Collect Amazon product IDs and safe in *.json

leoncvlt / blinkist-scraper

📚 Python tool to download book summaries and audio from Blinkist.com, and generate some pretty output

190 stars 36 forks source link

Collect Amazon product IDs and safe in *.json #48

Open johndoe-dev00 opened 3 years ago

johndoe-dev00 commented 3 years ago

Use case Scrape Amazon product IDs from each book in order to later scrape the Amazon product pages for the review information.

Functionality I scraped the Amazon product IDs ("ASIN") from the "Buy" button on the https://www.blinkist.com/en/books/... pages. The ASIN is required to generate the Amazon product links https://www.amazon.com/dp/<ASIN> If available, the product IDs are stored in the *.json files. This feature needs to be enabled through the commandline switch --get-amazon-url

Also I added a "category_id" to the *.json files, that represents the index of the scraped category.

leoncvlt commented 3 years ago

This looks fine, but is there any reason to have this other than "it's a cool feature"? I'm a huge advocate of the "do one thing and do it well" philosophy, and I see this tool as a scraper of the blinkist material mainly, what's the advantage in lengthening this by visiting one extra page for each book just to get the Amazon asin? Even if put behind an optional flag, it add more logic and arguments to keep track of to the scrape_book_data method and others.

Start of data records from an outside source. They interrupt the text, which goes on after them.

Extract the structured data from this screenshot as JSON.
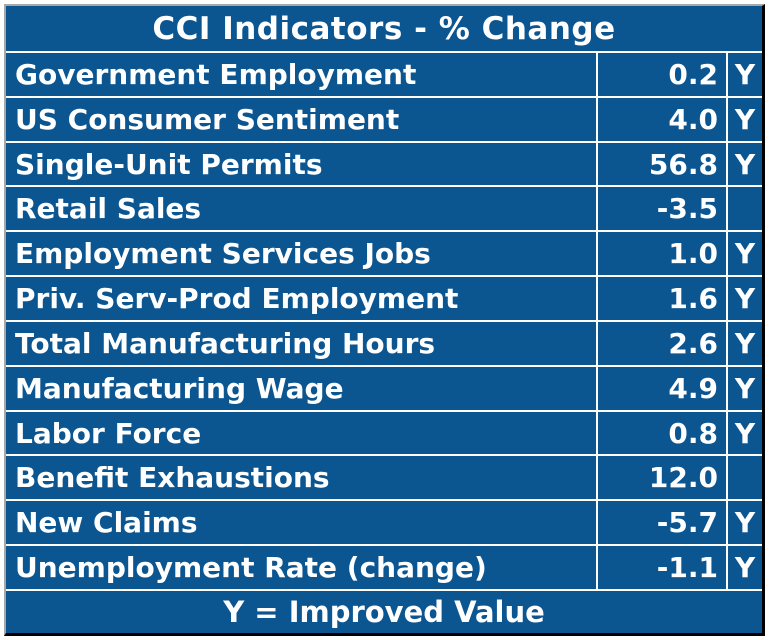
{
  "chart_data": {
    "type": "table",
    "title": "CCI Indicators - % Change",
    "footnote": "Y = Improved Value",
    "rows": [
      {
        "label": "Government Employment",
        "value": "0.2",
        "flag": "Y"
      },
      {
        "label": "US Consumer Sentiment",
        "value": "4.0",
        "flag": "Y"
      },
      {
        "label": "Single-Unit Permits",
        "value": "56.8",
        "flag": "Y"
      },
      {
        "label": "Retail Sales",
        "value": "-3.5",
        "flag": ""
      },
      {
        "label": "Employment Services Jobs",
        "value": "1.0",
        "flag": "Y"
      },
      {
        "label": "Priv. Serv-Prod Employment",
        "value": "1.6",
        "flag": "Y"
      },
      {
        "label": "Total Manufacturing Hours",
        "value": "2.6",
        "flag": "Y"
      },
      {
        "label": "Manufacturing Wage",
        "value": "4.9",
        "flag": "Y"
      },
      {
        "label": "Labor Force",
        "value": "0.8",
        "flag": "Y"
      },
      {
        "label": "Benefit Exhaustions",
        "value": "12.0",
        "flag": ""
      },
      {
        "label": "New Claims",
        "value": "-5.7",
        "flag": "Y"
      },
      {
        "label": "Unemployment Rate (change)",
        "value": "-1.1",
        "flag": "Y"
      }
    ]
  },
  "colors": {
    "table_background": "#0B5591",
    "text": "#FFFFFF",
    "grid_lines": "#FFFFFF",
    "outer_border_light": "#A8A8A8",
    "outer_border_dark": "#000000",
    "page_background": "#FFFFFF"
  }
}
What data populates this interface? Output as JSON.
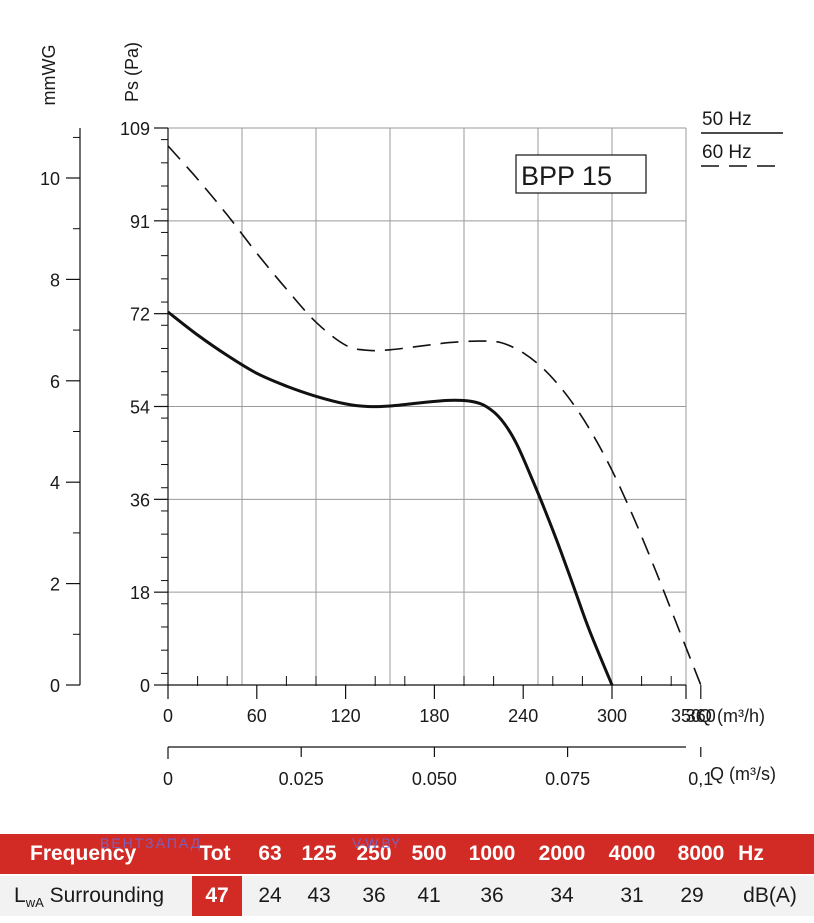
{
  "chart_data": {
    "type": "line",
    "model_label": "BPP 15",
    "y_left_label": "mmWG",
    "y_label": "Ps (Pa)",
    "x_label": "Q (m³/h)",
    "x2_label": "Q (m³/s)",
    "xlim": [
      0,
      350
    ],
    "ylim": [
      0,
      109
    ],
    "mmwg_ticks": [
      "0",
      "2",
      "4",
      "6",
      "8",
      "10"
    ],
    "y_ticks": [
      "0",
      "18",
      "36",
      "54",
      "72",
      "91",
      "109"
    ],
    "x_ticks": [
      "0",
      "60",
      "120",
      "180",
      "240",
      "300",
      "360",
      "350"
    ],
    "x2_ticks": [
      "0",
      "0.025",
      "0.050",
      "0.075",
      "0,1"
    ],
    "legend": [
      "50 Hz",
      "60 Hz"
    ],
    "series": [
      {
        "name": "50 Hz",
        "style": "solid",
        "x": [
          0,
          20,
          40,
          60,
          80,
          100,
          120,
          135,
          150,
          170,
          190,
          205,
          215,
          225,
          235,
          245,
          255,
          265,
          275,
          285,
          300
        ],
        "y": [
          73,
          68.5,
          64.5,
          61,
          58.5,
          56.5,
          55,
          54.5,
          54.6,
          55.2,
          55.7,
          55.5,
          54.5,
          52,
          47.5,
          41,
          34,
          26.5,
          18.5,
          10.5,
          0
        ]
      },
      {
        "name": "60 Hz",
        "style": "dashed",
        "x": [
          0,
          20,
          40,
          60,
          80,
          100,
          120,
          135,
          150,
          170,
          190,
          210,
          225,
          240,
          255,
          270,
          285,
          300,
          315,
          330,
          345,
          360
        ],
        "y": [
          105.5,
          99,
          92,
          84.5,
          77.5,
          71,
          66.5,
          65.5,
          65.6,
          66.3,
          67,
          67.3,
          67,
          65,
          61.5,
          56.5,
          50,
          42,
          32.5,
          22,
          11,
          0
        ]
      }
    ]
  },
  "sound_table": {
    "frequency_label": "Frequency",
    "frequency_headers": [
      "Tot",
      "63",
      "125",
      "250",
      "500",
      "1000",
      "2000",
      "4000",
      "8000"
    ],
    "frequency_unit": "Hz",
    "lwa_label_main": "L",
    "lwa_label_sub": "wA",
    "lwa_label_rest": " Surrounding",
    "lwa_total": "47",
    "lwa_values": [
      "24",
      "43",
      "36",
      "41",
      "36",
      "34",
      "31",
      "29"
    ],
    "lwa_unit": "dB(A)",
    "watermark_a": "ВЕНТЗАПАД",
    "watermark_b": "V-W.BY"
  },
  "colors": {
    "header_red": "#d22b26",
    "row_grey": "#f2f2f2",
    "curve": "#111111",
    "grid": "#9a9a9a"
  }
}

johndoe-dev00 commented 3 years ago

Well, I guess my use case is a bit different, than the usual offline reading. I find the Blinkist Smartphone App pretty crappy in terms of deciding, which book to listen to next. So I want to listen to the books with the most amazon reviews. And with the Amazon IDs I gathered, I was able to scrape Amazon and generate a list of all blinkist books, ordered by number of amazon reviews:

https://htmlpreview.github.io/?https://github.com/johndoe-dev00/blinkist-books-sorted-by-amazon-reviews/blob/main/!index.html

Other people might have similar use cases, that involve a books Amazon ID, thats why I thought, I would create a pull requests. If you think this is out of scope of the intended use case, feel free to reject the pull request.